An estimated 70 EV and PHEV models are to be launched across various markets over the coming 24 months. These will include some big names, such as the Chevrolet Volt, Nissan Leaf, and the already-available Mitsubishi i, together with some not-so-well-known brands, including Li-ion, Bright and – unknown perhaps in Western markets – BYD.

Development costs for these alternative-powertrain models range from the low six figures, up to the estimated $1 billion invested by GM to bring the Volt to market. While a considerable portion of these funds were used to develop the individual powertrain solutions, the remainder has been largely dedicated to the extensive adaptation or ground-up development of tailored chassis solutions.

Buyers of these electric vehicles are likely to be shocked – no pun intended – by the plummeting residual values of their vehicles. For obvious reasons no actual figures are available, but it is estimated that by the time an EV reaches its third birthday it will have lost 90% of the original purchase price due to the battery pack being considered beyond its prime. Yet when it comes to models driven either partially or wholly by onboard batteries, the question is why devote so much cash to realizing the chassis of a vehicle destined to become a disposable white good?

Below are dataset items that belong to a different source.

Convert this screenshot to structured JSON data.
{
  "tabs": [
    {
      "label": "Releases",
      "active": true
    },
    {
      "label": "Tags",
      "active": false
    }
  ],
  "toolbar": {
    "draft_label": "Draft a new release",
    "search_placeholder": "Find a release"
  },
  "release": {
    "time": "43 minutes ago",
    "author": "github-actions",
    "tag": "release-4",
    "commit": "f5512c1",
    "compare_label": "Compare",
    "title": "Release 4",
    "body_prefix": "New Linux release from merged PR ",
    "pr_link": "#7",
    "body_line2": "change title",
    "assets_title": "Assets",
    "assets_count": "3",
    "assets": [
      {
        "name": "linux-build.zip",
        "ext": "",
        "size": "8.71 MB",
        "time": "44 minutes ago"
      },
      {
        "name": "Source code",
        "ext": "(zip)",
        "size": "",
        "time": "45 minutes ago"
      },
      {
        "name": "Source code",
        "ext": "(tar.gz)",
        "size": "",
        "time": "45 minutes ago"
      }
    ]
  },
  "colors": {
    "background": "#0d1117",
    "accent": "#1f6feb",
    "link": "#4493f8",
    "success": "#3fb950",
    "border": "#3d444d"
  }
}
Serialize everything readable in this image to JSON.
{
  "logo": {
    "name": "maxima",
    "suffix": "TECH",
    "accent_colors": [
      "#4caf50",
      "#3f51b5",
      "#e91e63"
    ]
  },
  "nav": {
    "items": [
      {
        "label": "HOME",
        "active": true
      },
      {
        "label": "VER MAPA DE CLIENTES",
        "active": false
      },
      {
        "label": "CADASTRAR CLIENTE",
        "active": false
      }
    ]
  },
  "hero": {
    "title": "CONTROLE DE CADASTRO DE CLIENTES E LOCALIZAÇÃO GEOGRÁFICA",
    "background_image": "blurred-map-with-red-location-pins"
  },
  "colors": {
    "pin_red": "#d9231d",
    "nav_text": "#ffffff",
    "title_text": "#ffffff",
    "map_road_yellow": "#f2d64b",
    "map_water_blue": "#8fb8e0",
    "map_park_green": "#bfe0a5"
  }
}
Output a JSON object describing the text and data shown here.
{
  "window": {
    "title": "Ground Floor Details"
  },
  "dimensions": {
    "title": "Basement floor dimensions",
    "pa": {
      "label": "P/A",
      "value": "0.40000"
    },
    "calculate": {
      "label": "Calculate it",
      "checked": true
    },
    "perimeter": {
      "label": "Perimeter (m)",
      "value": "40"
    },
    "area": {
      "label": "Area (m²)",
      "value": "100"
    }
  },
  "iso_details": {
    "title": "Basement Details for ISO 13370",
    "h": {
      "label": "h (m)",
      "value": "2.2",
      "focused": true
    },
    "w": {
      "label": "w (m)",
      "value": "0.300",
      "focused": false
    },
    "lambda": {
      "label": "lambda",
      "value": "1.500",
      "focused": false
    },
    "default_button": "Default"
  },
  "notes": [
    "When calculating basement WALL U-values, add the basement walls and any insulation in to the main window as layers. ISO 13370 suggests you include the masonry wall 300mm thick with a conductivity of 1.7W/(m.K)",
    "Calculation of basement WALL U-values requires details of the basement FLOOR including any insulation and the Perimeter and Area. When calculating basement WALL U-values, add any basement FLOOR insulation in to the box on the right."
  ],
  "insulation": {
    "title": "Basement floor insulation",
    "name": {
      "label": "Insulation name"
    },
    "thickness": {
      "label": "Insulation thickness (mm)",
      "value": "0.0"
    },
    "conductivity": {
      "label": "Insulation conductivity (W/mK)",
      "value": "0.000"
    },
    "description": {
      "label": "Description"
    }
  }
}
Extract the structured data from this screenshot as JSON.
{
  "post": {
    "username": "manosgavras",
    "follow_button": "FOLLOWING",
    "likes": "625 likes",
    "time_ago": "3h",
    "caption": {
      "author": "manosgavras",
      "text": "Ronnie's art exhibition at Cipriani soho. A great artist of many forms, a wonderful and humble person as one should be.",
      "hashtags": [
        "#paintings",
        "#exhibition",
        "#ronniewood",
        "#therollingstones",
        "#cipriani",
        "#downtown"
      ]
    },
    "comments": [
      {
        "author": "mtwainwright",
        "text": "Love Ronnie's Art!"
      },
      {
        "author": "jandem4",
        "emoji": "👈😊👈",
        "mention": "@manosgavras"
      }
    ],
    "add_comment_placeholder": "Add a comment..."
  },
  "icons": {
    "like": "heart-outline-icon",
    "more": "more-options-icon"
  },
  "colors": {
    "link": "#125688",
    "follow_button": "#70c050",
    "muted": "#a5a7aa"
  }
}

With the likely unwillingness of private owners to invest in expensive replacement battery packs, producers of EVs and PHEVs should acknowledge that these vehicles will have shorter working lives than their ICE equivalents. In turn, this would allow development of vehicle top hats and undercarriages to match an anticipated vehicle lifespan, rather than the open-ended lifecycle model currently in place. At the same time, end-of-life solutions could be incorporated to facilitate ease of material recycling and reuse.

Remove the powertrain and an EV is far easier to breakdown than an equivalent petrol/diesel model, while various uses exist for batteries no longer considered suitable for use in vehicles – energy storage, for example. Should this fixed-lifecycle alternative ever be realized, it could ultimately mean a new building being added to the typical fourstage production line; in addition to press, weld, paint and assembly, future plants could also feature an onsite recycling centre, setup to deliver recyclates directly back to the start of the production process.

On another note, all of us at AMS would like to extend our collective sympathy to those affected by the Japanese earthquake and tsunami disaster. Like everyone around the world, we have been following the news reports and are shocked by the scenes of devastation.

Of course, these events have had a knock-on effect of closing local car plants, while part supply shortages have affected facilities too numerous to mention. We wish everyone in Japan and our automotive colleagues around the world a full and speedy recovery.